Wow. I found a radio and tuned it to KVI. Alas, he had gone onto something else. I had missed my own moment of infamy.
Limbaugh had been furious about what he called “one of the most outrageous articles I’ve seen on any subject.” Wealthy homeowners in “the Soviet of Seattle” are portrayed “as though they’re guilty of something for buying power,” he had said. “These people pay for every kilowatt they use…. We’re told to blame the eeeevil rich owners of big houses for this fix. We’ve got to string them up or send them to sensitivity seminars.”
The nationwide power crunch, he said, had been caused by “environmental wackos” who “have insisted that not a single power plant be built.”
And then he added a link to my story and my email address.
The emails continued to light up my terminal, hundreds of them from California and Maine, Florida and Minnesota, and a few from Seattle.
“Heard Rush talking about your rag today and your slanted/stupid/liberal article,” wrote a North Carolina fan. “Thank God for the Internet. Hopefully it will allow people more access to the truth and eventually eliminate papers like yours.”
Caleb, an 18-year-old college student from Texas, had just read Ayn Rand’s “Atlas Shrugged” and sized me up as “one of those weak-minded people who are always supporting the actions of the weak minds in power, blaming industrialists for everything,.”
I decided to respond – not in the paper, but by emails to a few of my new correspondents.
Limbaugh’s blast was fair comment, but it was not journalism, I argued. He made no attempt to walk through the issue, and certainly never called me. It was clear he had not read my story, in which some of the big energy users acknowledged that they were using it wastefully on huge hot tubs or whatever.
“The issue of privacy is legitimate, and we debated the issue before going to press,” I wrote. “But we decided privacy was outweighed by the nature of our regional electricity shortage.”
Seattle, I explained, is unusual in that we own our own electric utility, which provides clean hydro power at the lowest rates in the nation. But we were in the midst of a drought, reservoirs were dry and there wasn‘t enough hydro, so City Light had to buy replacement power on the market at up to 100 times the price. So, when our neighbors waste energy, we all end up paying for it.
Some wrote back, many of them aggravated that I would dare email them.
But there were a few healthy exchanges. “Thanks for a humbling lesson,” wrote Caleb from Texas. “I guess a kid like me shouldn’t be writing vehement letters when we have heard only one side of the story.”
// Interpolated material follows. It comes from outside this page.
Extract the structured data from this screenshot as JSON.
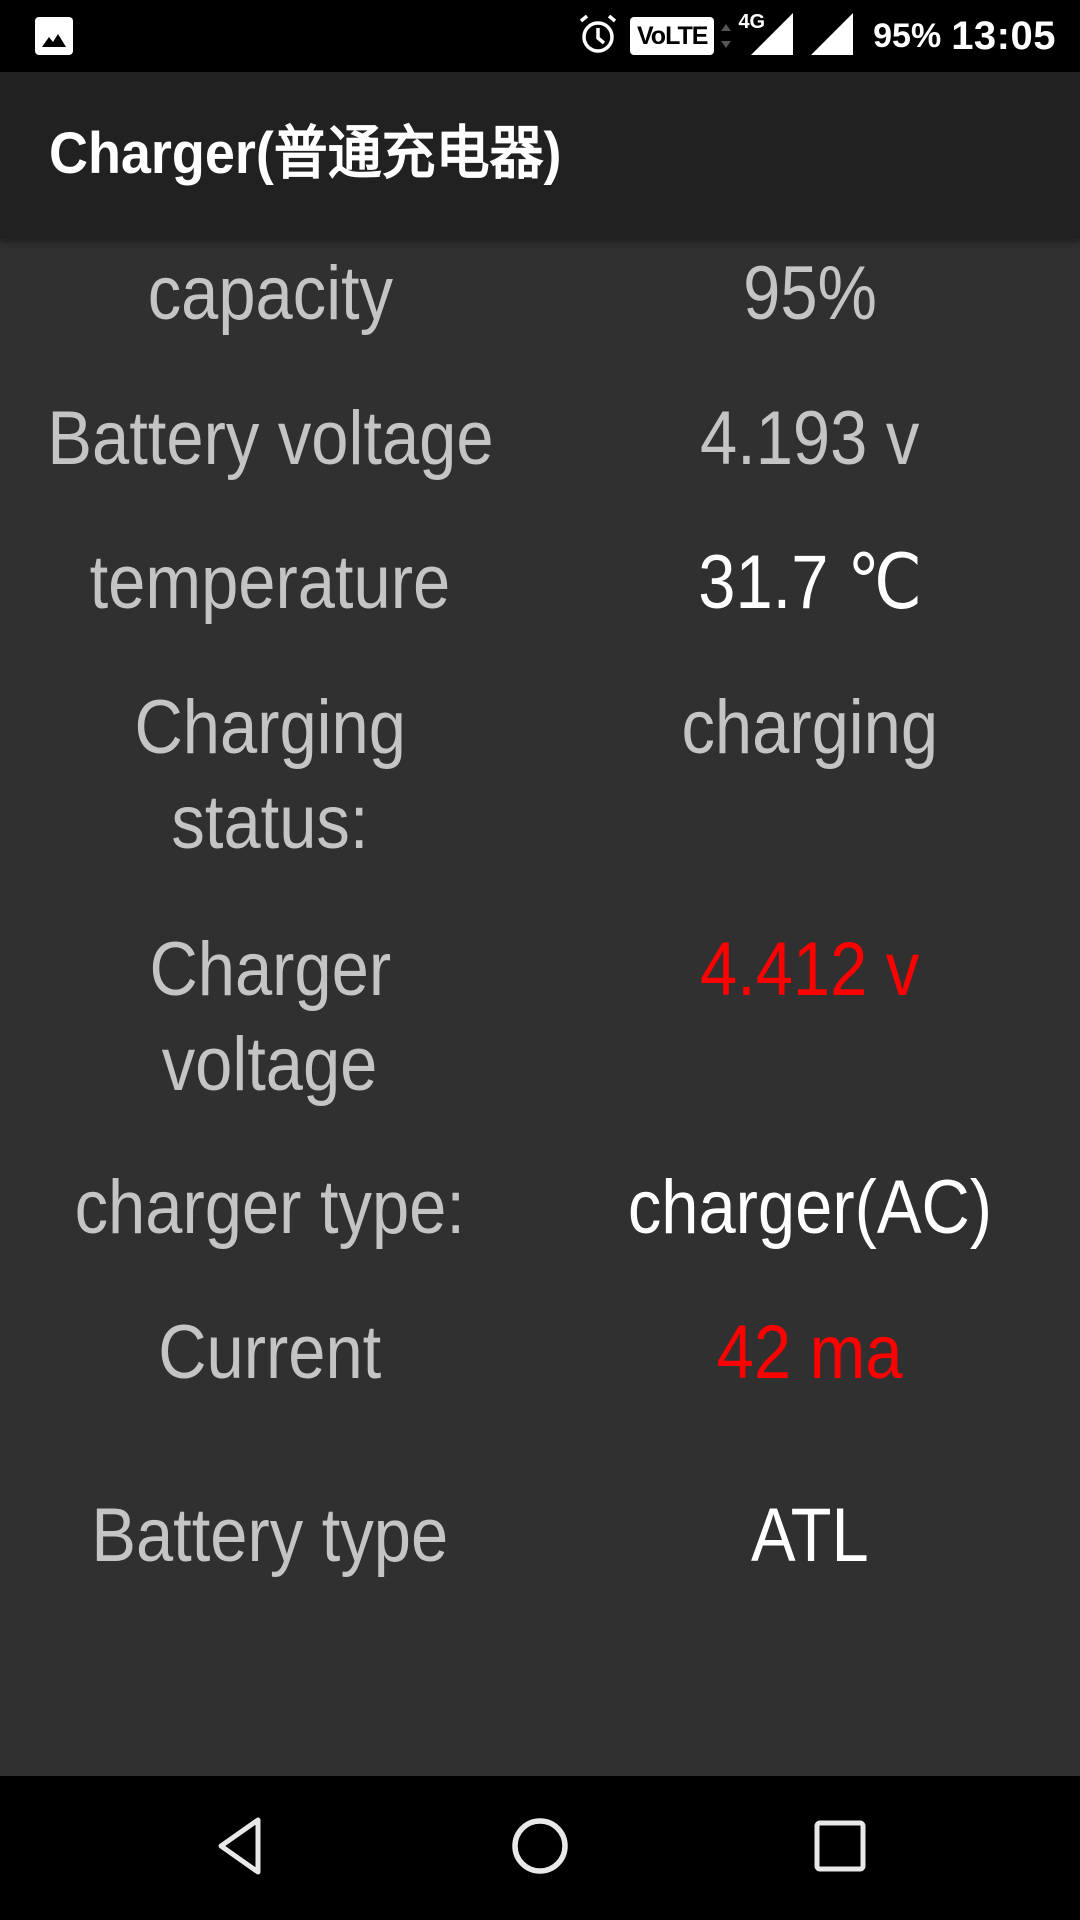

I was emboldened, and fired off a letter to Limbaugh: “Dear Rush: We’ve never met, but I am a now-and-then listener and, more to the point, the object of your wrath the other day.” Then I walked briefly through the argument – the regional energy shortage, the city-owned utility, empty reservoirs, costly replacement power, rights of the individual vs. rights of the community. But, if people know that wasting energy may lead to pubic embarrassment, maybe they’ll rethink firing up their hot tubs.
I didn’t expect to hear back. As I told him, I might have chosen another way to spend my 15 minutes of fame and to impress my sister. But I’d spent 30 years dishing it out, and I’m accustomed to taking hits.
Twenty years later, I’ve migrated from the Soviet of Seattle to the Soviet of Port Townsend, where the climate is much the same. Today’s energy crisis can be traced to the same causes as the 2001 version. One of the big power users died a few years later in his hot tub.
Limbaugh is dead, but he died with a Presidential Medal of Freedom, and there are thousands out there who learned at the feet of the master and carried their complaints to the halls of the Capitol.
The aspirations of my North Carolina correspondent have been realized. The Seattle Times continues to practice fine journalism, but with diminished resources and a diminishing audience. Hundreds more newspapers are gone altogether.
We cling to many of the same slogans. But, more than ever, “Power to the People” means fundamentally different things, depending on where people consume, conceive and exercise power.